Shivering, Lark spread the map out. The road she was following was winding north, just as the wide line on the old vellum did.

As she lifted her head from the map, she smelled smoke in the wind, and knew she was getting close. Replacing the gifts from Silas, she peered down the road. Standing briefly in the stirrups to stretch her tired legs, she pushed Flyte forwards. Not a quarter hour later, she reached the first hint that people existed in the Wilds other than the road. The forest fell away to a few mossy stone buildings - short, cramped houses with wide farmyards, edged with a thin wooden fences that mourned their previous lives as the great oaks that surrounded them. Beyond them was a town cobbled together with stone, wood, canvas, and clay. The dirt streets were rutted and muddy, but far from empty.

Her gaze forward, keeping herself from watching the people around her too closely, she rode until she reached a long, low building in the center of the town. The flaking paint of the sign above the door read The Hemlock Grail, and she dismounted. She would find nowhere with better information than an inn. Along with her need to find Rory, she was half-starved, and the sun would be going down soon.

A small stable was beside the inn. Lark dismounted, leading Flyte into the shelter.
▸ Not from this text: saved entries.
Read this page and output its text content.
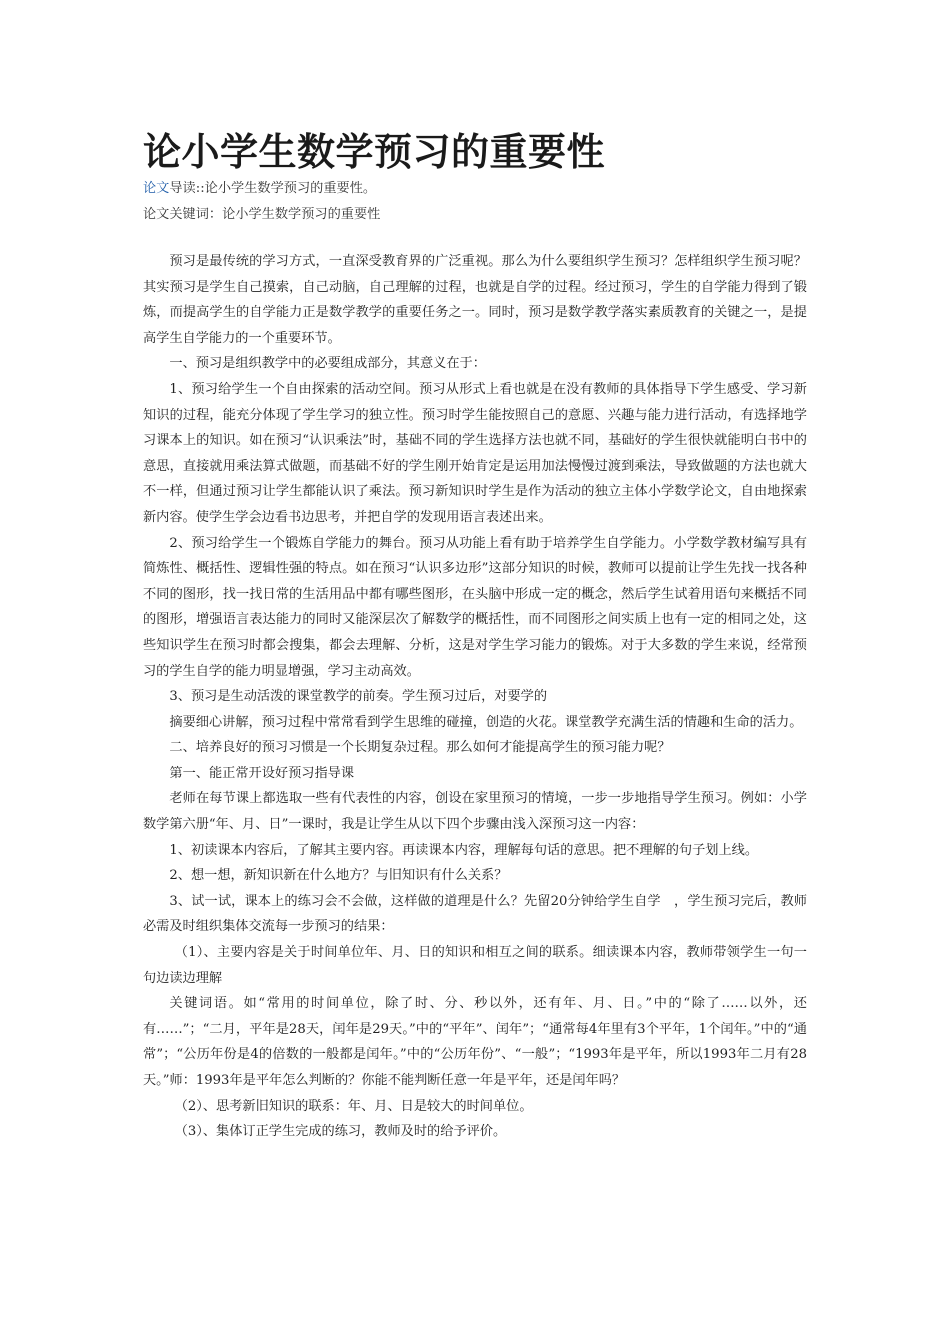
论小学生数学预习的重要性

论文导读::论小学生数学预习的重要性。

论文关键词：论小学生数学预习的重要性

预习是最传统的学习方式，一直深受教育界的广泛重视。那么为什么要组织学生预习？怎样组织学生预习呢？其实预习是学生自己摸索，自己动脑，自己理解的过程，也就是自学的过程。经过预习，学生的自学能力得到了锻炼，而提高学生的自学能力正是数学教学的重要任务之一。同时，预习是数学教学落实素质教育的关键之一，是提高学生自学能力的一个重要环节。

一、预习是组织教学中的必要组成部分，其意义在于：

1、预习给学生一个自由探索的活动空间。预习从形式上看也就是在没有教师的具体指导下学生感受、学习新知识的过程，能充分体现了学生学习的独立性。预习时学生能按照自己的意愿、兴趣与能力进行活动，有选择地学习课本上的知识。如在预习“认识乘法”时，基础不同的学生选择方法也就不同，基础好的学生很快就能明白书中的意思，直接就用乘法算式做题，而基础不好的学生刚开始肯定是运用加法慢慢过渡到乘法，导致做题的方法也就大不一样，但通过预习让学生都能认识了乘法。预习新知识时学生是作为活动的独立主体小学数学论文，自由地探索新内容。使学生学会边看书边思考，并把自学的发现用语言表述出来。

2、预习给学生一个锻炼自学能力的舞台。预习从功能上看有助于培养学生自学能力。小学数学教材编写具有简炼性、概括性、逻辑性强的特点。如在预习“认识多边形”这部分知识的时候，教师可以提前让学生先找一找各种不同的图形，找一找日常的生活用品中都有哪些图形，在头脑中形成一定的概念，然后学生试着用语句来概括不同的图形，增强语言表达能力的同时又能深层次了解数学的概括性，而不同图形之间实质上也有一定的相同之处，这些知识学生在预习时都会搜集，都会去理解、分析，这是对学生学习能力的锻炼。对于大多数的学生来说，经常预习的学生自学的能力明显增强，学习主动高效。

3、预习是生动活泼的课堂教学的前奏。学生预习过后，对要学的

摘要细心讲解，预习过程中常常看到学生思维的碰撞，创造的火花。课堂教学充满生活的情趣和生命的活力。

二、培养良好的预习习惯是一个长期复杂过程。那么如何才能提高学生的预习能力呢？

第一、能正常开设好预习指导课

老师在每节课上都选取一些有代表性的内容，创设在家里预习的情境，一步一步地指导学生预习。例如：小学数学第六册“年、月、日”一课时，我是让学生从以下四个步骤由浅入深预习这一内容：

1、初读课本内容后，了解其主要内容。再读课本内容，理解每句话的意思。把不理解的句子划上线。

2、想一想，新知识新在什么地方？与旧知识有什么关系？

3、试一试，课本上的练习会不会做，这样做的道理是什么？先留20分钟给学生自学　，学生预习完后，教师必需及时组织集体交流每一步预习的结果：

（1）、主要内容是关于时间单位年、月、日的知识和相互之间的联系。细读课本内容，教师带领学生一句一句边读边理解

关键词语。如“常用的时间单位，除了时、分、秒以外，还有年、月、日。”中的“除了……以外，还有……”；“二月，平年是28天，闰年是29天。”中的“平年”、闰年”；“通常每4年里有3个平年，1个闰年。”中的“通常”；“公历年份是4的倍数的一般都是闰年。”中的“公历年份”、“一般”；“1993年是平年，所以1993年二月有28天。”师：1993年是平年怎么判断的？你能不能判断任意一年是平年，还是闰年吗？

（2）、思考新旧知识的联系：年、月、日是较大的时间单位。

（3）、集体订正学生完成的练习，教师及时的给予评价。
The stableboy jumped up from his chair as she entered, and she let him take the reins after unstrapping her saddlebags and shouldering them. Digging into one of the pockets, she tossed the boy a coin.
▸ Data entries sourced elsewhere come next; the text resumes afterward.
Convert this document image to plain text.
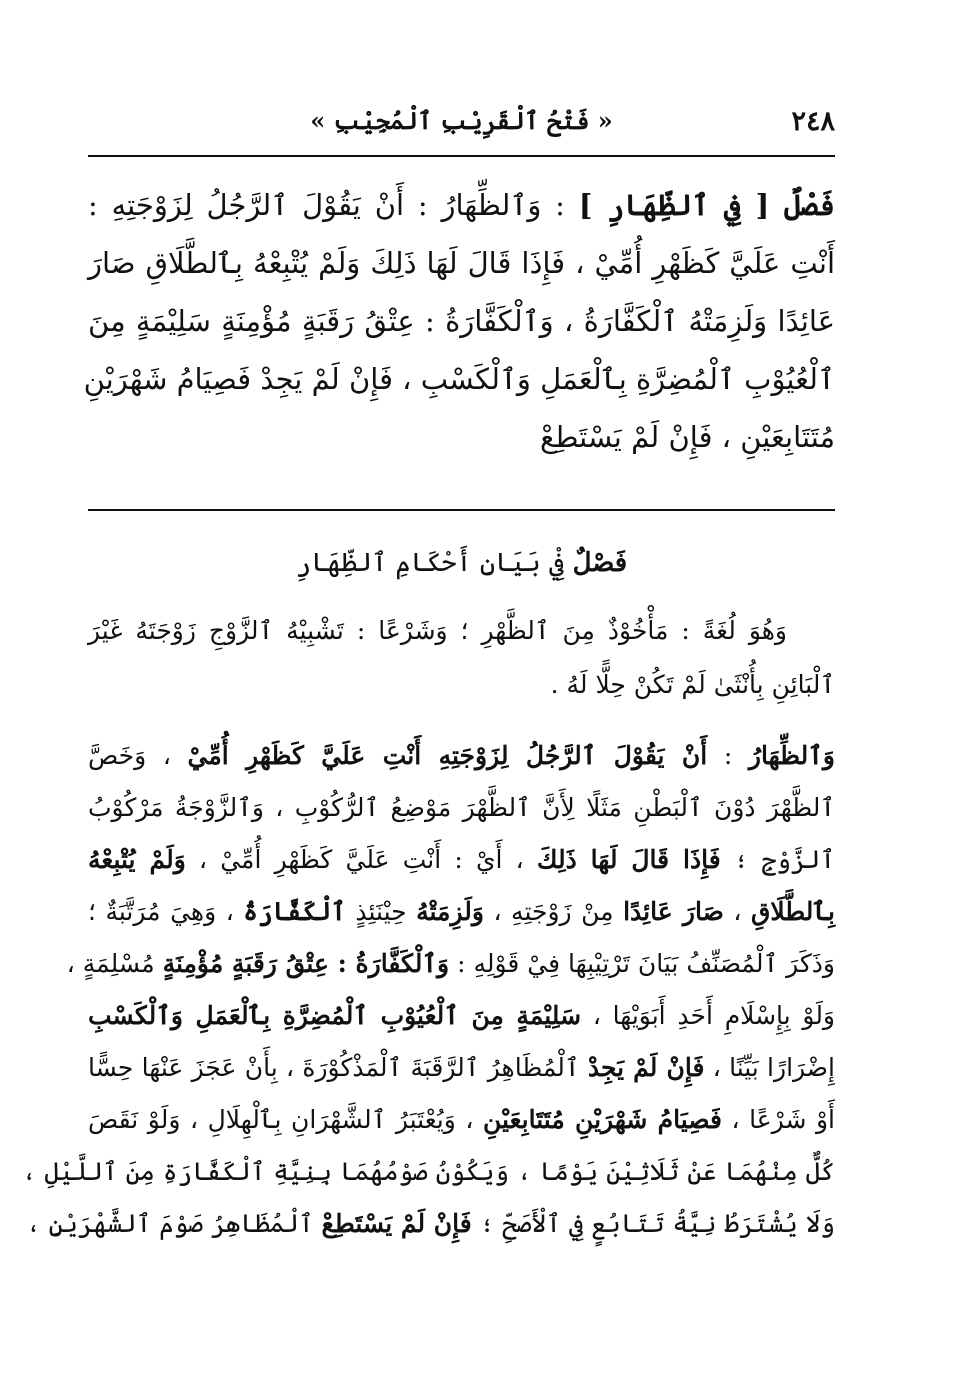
٢٤٨
« فَتْحُ ٱلْقَرِيْبِ ٱلْمُجِيْبِ »
فَصْلٌ [ فِي ٱلظِّهَارِ ] : وَٱلظِّهَارُ : أَنْ يَقُوْلَ ٱلرَّجُلُ لِزَوْجَتِهِ :
أَنْتِ عَلَيَّ كَظَهْرِ أُمِّيْ ، فَإِذَا قَالَ لَهَا ذَلِكَ وَلَمْ يُتْبِعْهُ بِٱلطَّلَاقِ صَارَ
عَائِدًا وَلَزِمَتْهُ ٱلْكَفَّارَةُ ، وَٱلْكَفَّارَةُ : عِتْقُ رَقَبَةٍ مُؤْمِنَةٍ سَلِيْمَةٍ مِنَ
ٱلْعُيُوْبِ ٱلْمُضِرَّةِ بِٱلْعَمَلِ وَٱلْكَسْبِ ، فَإِنْ لَمْ يَجِدْ فَصِيَامُ شَهْرَيْنِ
مُتَتَابِعَيْنِ ، فَإِنْ لَمْ يَسْتَطِعْ
فَصْلٌ فِيْ بَيَانِ أَحْكَامِ ٱلظِّهَارِ
وَهُوَ لُغَةً : مَأْخُوْذٌ مِنَ ٱلظَّهْرِ ؛ وَشَرْعًا : تَشْبِيْهُ ٱلزَّوْجِ زَوْجَتَهُ غَيْرَ
ٱلْبَائِنِ بِأُنْثَىٰ لَمْ تَكُنْ حِلًّا لَهُ .
وَٱلظِّهَارُ : أَنْ يَقُوْلَ ٱلرَّجُلُ لِزَوْجَتِهِ أَنْتِ عَلَيَّ كَظَهْرِ أُمِّيْ ، وَخَصَّ
ٱلظَّهْرَ دُوْنَ ٱلْبَطْنِ مَثَلًا لِأَنَّ ٱلظَّهْرَ مَوْضِعُ ٱلرُّكُوْبِ ، وَٱلزَّوْجَةُ مَرْكُوْبُ
ٱلزَّوْجِ ؛ فَإِذَا قَالَ لَهَا ذَلِكَ ، أَيْ : أَنْتِ عَلَيَّ كَظَهْرِ أُمِّيْ ، وَلَمْ يُتْبِعْهُ
بِٱلطَّلَاقِ ، صَارَ عَائِدًا مِنْ زَوْجَتِهِ ، وَلَزِمَتْهُ حِيْنَئِذٍ ٱلْكَفَّارَةُ ، وَهِيَ مُرَتَّبَةٌ ؛
وَذَكَرَ ٱلْمُصَنِّفُ بَيَانَ تَرْتِيْبِهَا فِيْ قَوْلِهِ : وَٱلْكَفَّارَةُ : عِتْقُ رَقَبَةٍ مُؤْمِنَةٍ مُسْلِمَةٍ ،
وَلَوْ بِإِسْلَامِ أَحَدِ أَبَوَيْهَا ، سَلِيْمَةٍ مِنَ ٱلْعُيُوْبِ ٱلْمُضِرَّةِ بِٱلْعَمَلِ وَٱلْكَسْبِ
إِضْرَارًا بَيِّنًا ، فَإِنْ لَمْ يَجِدْ ٱلْمُظَاهِرُ ٱلرَّقَبَةَ ٱلْمَذْكُوْرَةَ ، بِأَنْ عَجَزَ عَنْهَا حِسًّا
أَوْ شَرْعًا ، فَصِيَامُ شَهْرَيْنِ مُتَتَابِعَيْنِ ، وَيُعْتَبَرُ ٱلشَّهْرَانِ بِٱلْهِلَالِ ، وَلَوْ نَقَصَ
كُلٌّ مِنْهُمَا عَنْ ثَلَاثِيْنَ يَوْمًا ، وَيَكُوْنُ صَوْمُهُمَا بِنِيَّةِ ٱلْكَفَّارَةِ مِنَ ٱللَّيْلِ ،
وَلَا يُشْتَرَطُ نِيَّةُ تَتَابُعٍ فِي ٱلْأَصَحِّ ؛ فَإِنْ لَمْ يَسْتَطِعْ ٱلْمُظَاهِرُ صَوْمَ ٱلشَّهْرَيْنِ ،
Her legs and back were sore and unwilling as she walked toward the door of the tavern. Even the step up over the threshold made her grunt. Several eyes turned to her as she entered, but attention didn't linger on her for long. Lark wondered how many strangers passed through the town, the closest settlement to the border.

The woman at the bar looked at Lark through narrow eyes.

"What do you want?" the barmaid said. She had a lilting accent.

Lark wasn't used to the brusque manner of those around her, the hard eyes and rough words. Instinct took over, and she replied in kind.

"A drink and a meal," she said, "I don't care what. And I need a room."

She slid a handful of coins over the wooden bar. The woman muttered the location of her room, and a few minutes later, Lark received a bowl of something dark and hot and a tankard of an unidentifiable alcohol. Questioning her appetite, she picked up what she'd been served.

"I'm looking for a man," she said, and the barmaid's gaze went back to her.

"What kind of man?"

"Tall, with light hair, and a tattoo on his shoulder. He would have had bruises on his knuckles. And he would have been armed."

"A bad man?"

"A friend."

The woman nodded slowly. "He might've been here. Maybe a week back. He could have been working.
Or maybe that was just another stranger."